Ce n’est plus directement, mais par l’intermédiaire de ces anges que Dieu communique avec l’homme. Ezekiel il est vrai, aura encore tantôt une révélation directe (Eze 44.2), tantôt la visite d’un ange (Eze 40.3) ; mais Zacharie et Daniel n’entendront plus la voie de Dieu que par la bouche de ses messagers. Les mêmes anges qui parlent à l’homme de la part de Dieu, pourront, à l’occasion parler à Dieu en faveur de l’homme malheureux ou coupable : « S’il se trouve pour lui un ange intercesseur, — l’un d’entre les mille qui indiquent à l’homme le chemin qu’il doit suivre, — alors Dieu a compassion de lui et il dit à l’ange : délivre-le, afin qu’il ne descende pas dans la fosse » (Job 33.23).
Les anges sont innombrables (Daniel 1.10) et sont répartis suivant une hiérarchie (Daniel 10.13,21 ; 12.1). Leurs chefs seront appelés, plus tard, en langue grecque, les archanges (1Th 4.16 ; Jude 1.9). Michel et Gabriel sont les noms de deux d’entre eux (Daniel 10.13, 21 ; 12.1). La théologie postérieure en comptera sept et donnera leurs noms (Raphaël, Uriel, etc.). Il y a des anges qui sont les protecteurs de certains peuples (Daniel 4.10 ; 10.12-13). Leur aspect est éblouissant et leur voix est semblable au tonnerre (Daniel 10.5ss).
Il ne semble pas que la croyance aux anges ait été partout accueillie avec une égale faveur en Israël. Plusieurs des livres de l’Ancien Testament n’y font aucune allusion. A l’époque de Jésus, c’était un sujet de controverse. Les Pharisiens croyaient aux anges (ainsi que la masse du peuple) : Les Sadducéens n’y croyaient pas (Ac 23.8 ; voyez Sadducéens).
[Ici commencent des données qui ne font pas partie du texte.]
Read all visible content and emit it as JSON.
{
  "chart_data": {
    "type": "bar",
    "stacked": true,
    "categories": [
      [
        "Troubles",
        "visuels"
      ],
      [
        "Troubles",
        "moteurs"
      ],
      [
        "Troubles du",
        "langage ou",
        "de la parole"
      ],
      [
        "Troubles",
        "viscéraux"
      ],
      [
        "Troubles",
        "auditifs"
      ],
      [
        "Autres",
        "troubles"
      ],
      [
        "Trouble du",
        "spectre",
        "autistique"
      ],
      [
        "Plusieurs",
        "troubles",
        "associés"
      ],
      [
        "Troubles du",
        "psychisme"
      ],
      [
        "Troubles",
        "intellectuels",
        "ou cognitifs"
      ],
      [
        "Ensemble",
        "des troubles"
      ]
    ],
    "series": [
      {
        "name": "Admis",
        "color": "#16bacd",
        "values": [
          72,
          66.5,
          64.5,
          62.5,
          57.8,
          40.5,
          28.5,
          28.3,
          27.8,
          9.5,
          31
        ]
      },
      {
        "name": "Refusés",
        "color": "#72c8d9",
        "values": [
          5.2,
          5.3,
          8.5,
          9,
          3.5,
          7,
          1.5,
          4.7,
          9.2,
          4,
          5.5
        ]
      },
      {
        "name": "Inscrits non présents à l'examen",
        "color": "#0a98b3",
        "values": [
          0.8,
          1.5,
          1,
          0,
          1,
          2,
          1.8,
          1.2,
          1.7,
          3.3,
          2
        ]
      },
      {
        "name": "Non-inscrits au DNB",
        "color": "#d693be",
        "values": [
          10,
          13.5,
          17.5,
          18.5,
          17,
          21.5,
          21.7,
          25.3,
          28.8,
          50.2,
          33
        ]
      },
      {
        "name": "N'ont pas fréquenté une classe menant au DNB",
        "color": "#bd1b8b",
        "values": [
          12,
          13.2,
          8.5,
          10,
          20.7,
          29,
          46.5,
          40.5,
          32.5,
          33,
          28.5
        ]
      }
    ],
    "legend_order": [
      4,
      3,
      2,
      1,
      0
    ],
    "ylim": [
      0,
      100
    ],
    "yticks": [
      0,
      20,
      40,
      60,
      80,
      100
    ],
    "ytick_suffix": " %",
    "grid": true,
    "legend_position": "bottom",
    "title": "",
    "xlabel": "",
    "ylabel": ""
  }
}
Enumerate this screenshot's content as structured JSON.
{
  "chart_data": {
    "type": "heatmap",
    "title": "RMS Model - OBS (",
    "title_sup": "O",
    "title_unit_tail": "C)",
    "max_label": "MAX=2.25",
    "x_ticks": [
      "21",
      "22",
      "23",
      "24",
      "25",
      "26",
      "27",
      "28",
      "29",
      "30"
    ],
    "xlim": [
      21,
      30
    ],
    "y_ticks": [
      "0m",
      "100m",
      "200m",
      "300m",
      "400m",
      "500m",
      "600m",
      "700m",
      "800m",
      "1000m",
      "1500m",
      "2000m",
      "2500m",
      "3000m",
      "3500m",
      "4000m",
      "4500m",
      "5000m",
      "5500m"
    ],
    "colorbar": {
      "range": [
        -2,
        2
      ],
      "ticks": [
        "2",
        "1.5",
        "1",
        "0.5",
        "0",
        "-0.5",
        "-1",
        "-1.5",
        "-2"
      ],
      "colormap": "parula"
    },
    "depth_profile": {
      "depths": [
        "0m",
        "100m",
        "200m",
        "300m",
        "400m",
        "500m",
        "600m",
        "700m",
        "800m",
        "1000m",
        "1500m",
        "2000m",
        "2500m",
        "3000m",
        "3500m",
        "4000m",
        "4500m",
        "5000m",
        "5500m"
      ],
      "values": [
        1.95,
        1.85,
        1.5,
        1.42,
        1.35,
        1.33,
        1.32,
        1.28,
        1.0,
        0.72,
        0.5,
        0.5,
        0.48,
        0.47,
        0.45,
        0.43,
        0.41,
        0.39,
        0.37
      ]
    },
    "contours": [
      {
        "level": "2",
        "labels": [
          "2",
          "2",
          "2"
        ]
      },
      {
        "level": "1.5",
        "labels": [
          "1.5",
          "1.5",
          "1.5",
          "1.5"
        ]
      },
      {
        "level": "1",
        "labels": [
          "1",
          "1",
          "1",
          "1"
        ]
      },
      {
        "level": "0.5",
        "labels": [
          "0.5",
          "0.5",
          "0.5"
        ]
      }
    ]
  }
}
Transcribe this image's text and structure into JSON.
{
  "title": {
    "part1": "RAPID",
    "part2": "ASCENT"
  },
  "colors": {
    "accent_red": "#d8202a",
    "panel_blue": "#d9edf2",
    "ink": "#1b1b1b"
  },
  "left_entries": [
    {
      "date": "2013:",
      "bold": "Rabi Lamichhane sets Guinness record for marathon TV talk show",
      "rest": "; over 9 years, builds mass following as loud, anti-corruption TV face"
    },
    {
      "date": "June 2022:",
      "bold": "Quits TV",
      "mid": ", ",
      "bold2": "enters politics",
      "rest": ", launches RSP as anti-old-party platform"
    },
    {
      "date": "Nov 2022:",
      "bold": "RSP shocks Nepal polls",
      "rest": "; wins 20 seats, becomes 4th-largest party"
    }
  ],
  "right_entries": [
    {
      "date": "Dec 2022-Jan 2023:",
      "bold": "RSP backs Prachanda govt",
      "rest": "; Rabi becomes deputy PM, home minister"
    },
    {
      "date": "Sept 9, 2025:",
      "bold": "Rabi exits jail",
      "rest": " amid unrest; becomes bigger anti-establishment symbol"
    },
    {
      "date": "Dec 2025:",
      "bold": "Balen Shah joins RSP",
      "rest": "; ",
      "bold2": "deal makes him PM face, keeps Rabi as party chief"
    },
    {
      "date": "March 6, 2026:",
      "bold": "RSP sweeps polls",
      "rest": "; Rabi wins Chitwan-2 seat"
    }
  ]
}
Jésus n’a pas combattu la croyance populaire, mais il n’a pas prononcé une seule parole exprimant la pensée que les anges puissent intervenir dans la vie actuelle des hommes. Il n’en parle que pour dire ce qu’ils sont dans le monde supérieur où ils résident : ils ne se marient pas (Mt 22.30) ; ils ne savent pas toutes choses (Mt 24.36) ; ils se réjouissent de la repentante des pécheurs (Luc 15.10) ; ils accompagneront le Fils de l’Homme à son retour glorieux (Mt 16.27). Nous ne voyons jamais Jésus encourager l’idée, très populaire à cette époque, que les anges sont les intermédiaires prédestinés des révélations de Dieu. Il la combat implicitement, au contraire, en se présentant lui-même comme le seul révélateur (Matthieu 11.27), en annonçant à ses disciples que lui-même sera toujours avec eux (Mat 28.20) pour les instruire (Luc 21.15), ou en leur promettant les inspirations de l’Esprit saint (Jean 14.17,26 ; 15.26). L’apôtre Paul met ses lecteurs en garde contre le culte que certains rendaient aux anges (Colossiens 2.18).